Step 5 — Strain Pour broth through a fine mesh strainer lined with cheesecloth. Discard solids. You now have a raw, full-fat broth.

Step 6 — The critical step: refrigerate and skim Cool to room temperature, then refrigerate for at least 4 hours — overnight is better. The fat will solidify on the surface as a white or pale yellow layer. Remove that layer completely with a spoon. Be thorough. For Days 0–3, repeat — reheat gently, let it cool again, skim again if any fat rises. The target is a broth with visible fat content approaching zero. This is the step that makes this recipe chemo-appropriate. Standard bone broth has 2–5g of fat per cup. After full skimming, this drops below 1g. That matters on infusion day.

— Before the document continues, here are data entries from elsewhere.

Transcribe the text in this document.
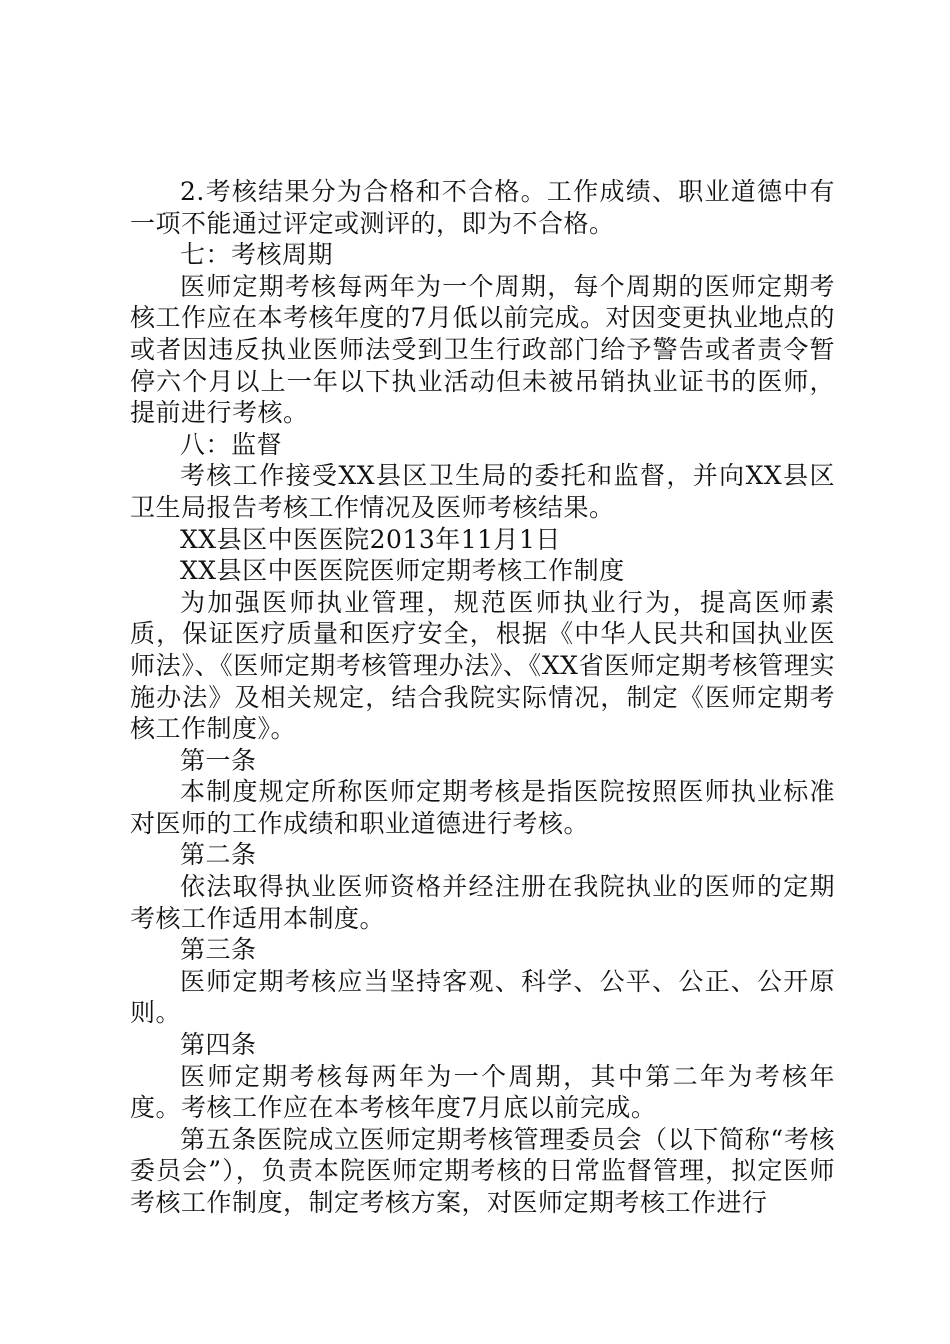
2.考核结果分为合格和不合格。工作成绩、职业道德中有一项不能通过评定或测评的，即为不合格。

七：考核周期

医师定期考核每两年为一个周期，每个周期的医师定期考核工作应在本考核年度的7月低以前完成。对因变更执业地点的或者因违反执业医师法受到卫生行政部门给予警告或者责令暂停六个月以上一年以下执业活动但未被吊销执业证书的医师，提前进行考核。

八：监督

考核工作接受XX县区卫生局的委托和监督，并向XX县区卫生局报告考核工作情况及医师考核结果。

XX县区中医医院2013年11月1日

XX县区中医医院医师定期考核工作制度

为加强医师执业管理，规范医师执业行为，提高医师素质，保证医疗质量和医疗安全，根据《中华人民共和国执业医师法》、《医师定期考核管理办法》、《XX省医师定期考核管理实施办法》及相关规定，结合我院实际情况，制定《医师定期考核工作制度》。

第一条

本制度规定所称医师定期考核是指医院按照医师执业标准对医师的工作成绩和职业道德进行考核。

第二条

依法取得执业医师资格并经注册在我院执业的医师的定期考核工作适用本制度。

第三条

医师定期考核应当坚持客观、科学、公平、公正、公开原则。

第四条

医师定期考核每两年为一个周期，其中第二年为考核年度。考核工作应在本考核年度7月底以前完成。

第五条医院成立医师定期考核管理委员会（以下简称“考核委员会”），负责本院医师定期考核的日常监督管理，拟定医师考核工作制度，制定考核方案，对医师定期考核工作进行
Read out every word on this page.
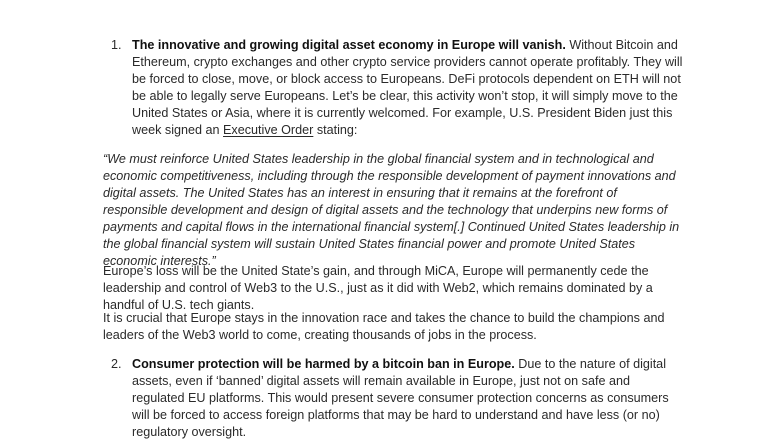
1. The innovative and growing digital asset economy in Europe will vanish. Without Bitcoin and Ethereum, crypto exchanges and other crypto service providers cannot operate profitably. They will be forced to close, move, or block access to Europeans. DeFi protocols dependent on ETH will not be able to legally serve Europeans. Let’s be clear, this activity won’t stop, it will simply move to the United States or Asia, where it is currently welcomed. For example, U.S. President Biden just this week signed an Executive Order stating:
“We must reinforce United States leadership in the global financial system and in technological and economic competitiveness, including through the responsible development of payment innovations and digital assets. The United States has an interest in ensuring that it remains at the forefront of responsible development and design of digital assets and the technology that underpins new forms of payments and capital flows in the international financial system[.] Continued United States leadership in the global financial system will sustain United States financial power and promote United States economic interests.”
Europe’s loss will be the United State’s gain, and through MiCA, Europe will permanently cede the leadership and control of Web3 to the U.S., just as it did with Web2, which remains dominated by a handful of U.S. tech giants.
It is crucial that Europe stays in the innovation race and takes the chance to build the champions and leaders of the Web3 world to come, creating thousands of jobs in the process.
2. Consumer protection will be harmed by a bitcoin ban in Europe. Due to the nature of digital assets, even if ‘banned’ digital assets will remain available in Europe, just not on safe and regulated EU platforms. This would present severe consumer protection concerns as consumers will be forced to access foreign platforms that may be hard to understand and have less (or no) regulatory oversight.
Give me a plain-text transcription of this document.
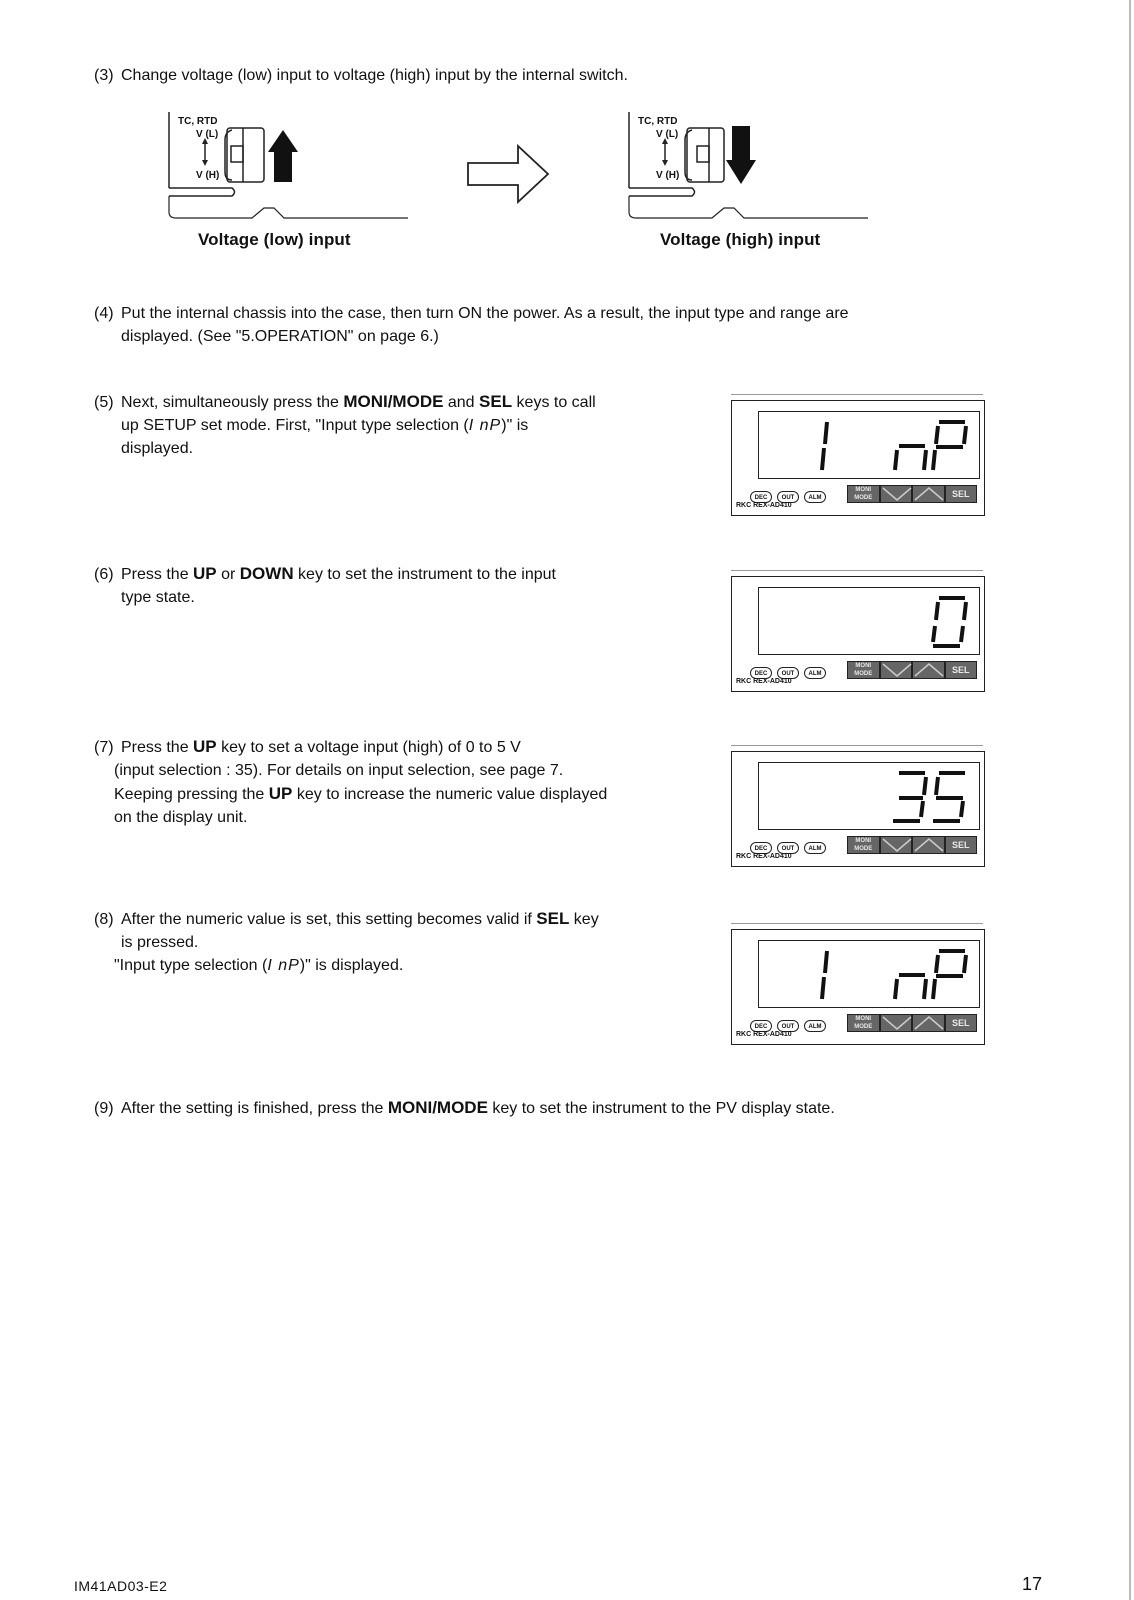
(3) Change voltage (low) input to voltage (high) input by the internal switch.
TC, RTD
V (L)
V (H)
Voltage (low) input
TC, RTD
V (L)
V (H)
Voltage (high) input
(4) Put the internal chassis into the case, then turn ON the power. As a result, the input type and range are
displayed. (See "5.OPERATION" on page 6.)
(5) Next, simultaneously press the MONI/MODE and SEL keys to call
up SETUP set mode. First, "Input type selection (I nP)" is
displayed.
(6) Press the UP or DOWN key to set the instrument to the input
type state.
(7) Press the UP key to set a voltage input (high) of 0 to 5 V
(input selection : 35). For details on input selection, see page 7.
Keeping pressing the UP key to increase the numeric value displayed
on the display unit.
(8) After the numeric value is set, this setting becomes valid if SEL key
is pressed.
"Input type selection (I nP)" is displayed.
(9) After the setting is finished, press the MONI/MODE key to set the instrument to the PV display state.
DEC OUT ALM
MONI MODE	SEL
RKC REX-AD410
DEC OUT ALM
MONI MODE	SEL
RKC REX-AD410
DEC OUT ALM
MONI MODE	SEL
RKC REX-AD410
DEC OUT ALM
MONI MODE	SEL
RKC REX-AD410
IM41AD03-E2	17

Step 7 — Portion and store Divide into 1-cup portions. Refrigerate for up to 5 days. Freeze the rest in silicone ice cube trays or small mason jars — this freezes well for 3 months. Having it ready in the freezer before an infusion cycle means you are not cooking on Day 0 or Day 1 when you have no business standing at a stove.

Serving
Reheat gently — do not boil after skimming, it can re-emulsify small fat droplets. Serve plain in a mug, especially on Days 0–2 when solid food is unappealing. From Day 3, you can add:
  • A thin slice of fresh ginger while reheating — nausea support, safe throughout the cycle
  • A small pinch of turmeric — safe every day in culinary amounts
  • A splash of coconut aminos (lower sodium than soy sauce) if you want more depth
Do not add garlic, onion, or anything high-FODMAP until Day 5 minimum — the extra fermentation load is not worth it during the diarrhea-risk window.

A Note on Potassium
Bone broth contains potassium, and potassium has been running upper-normal in labs. This is not a reason to avoid broth — 1–2 cups per day is a manageable amount. It is a reason to avoid stacking: broth plus large banana plus avocado in the same sitting adds up fast. Distribute potassium sources across the day rather than concentrating them.

Batch Cooking Before a Cycle
Make this 1–2 days before infusion day. By the time Day 0 arrives, you have 6–8 cups skimmed, portioned, and ready in the refrigerator. That is the single most useful thing you can do nutritionally before a cycle starts. The days right after infusion are not the days to be thinking about cooking.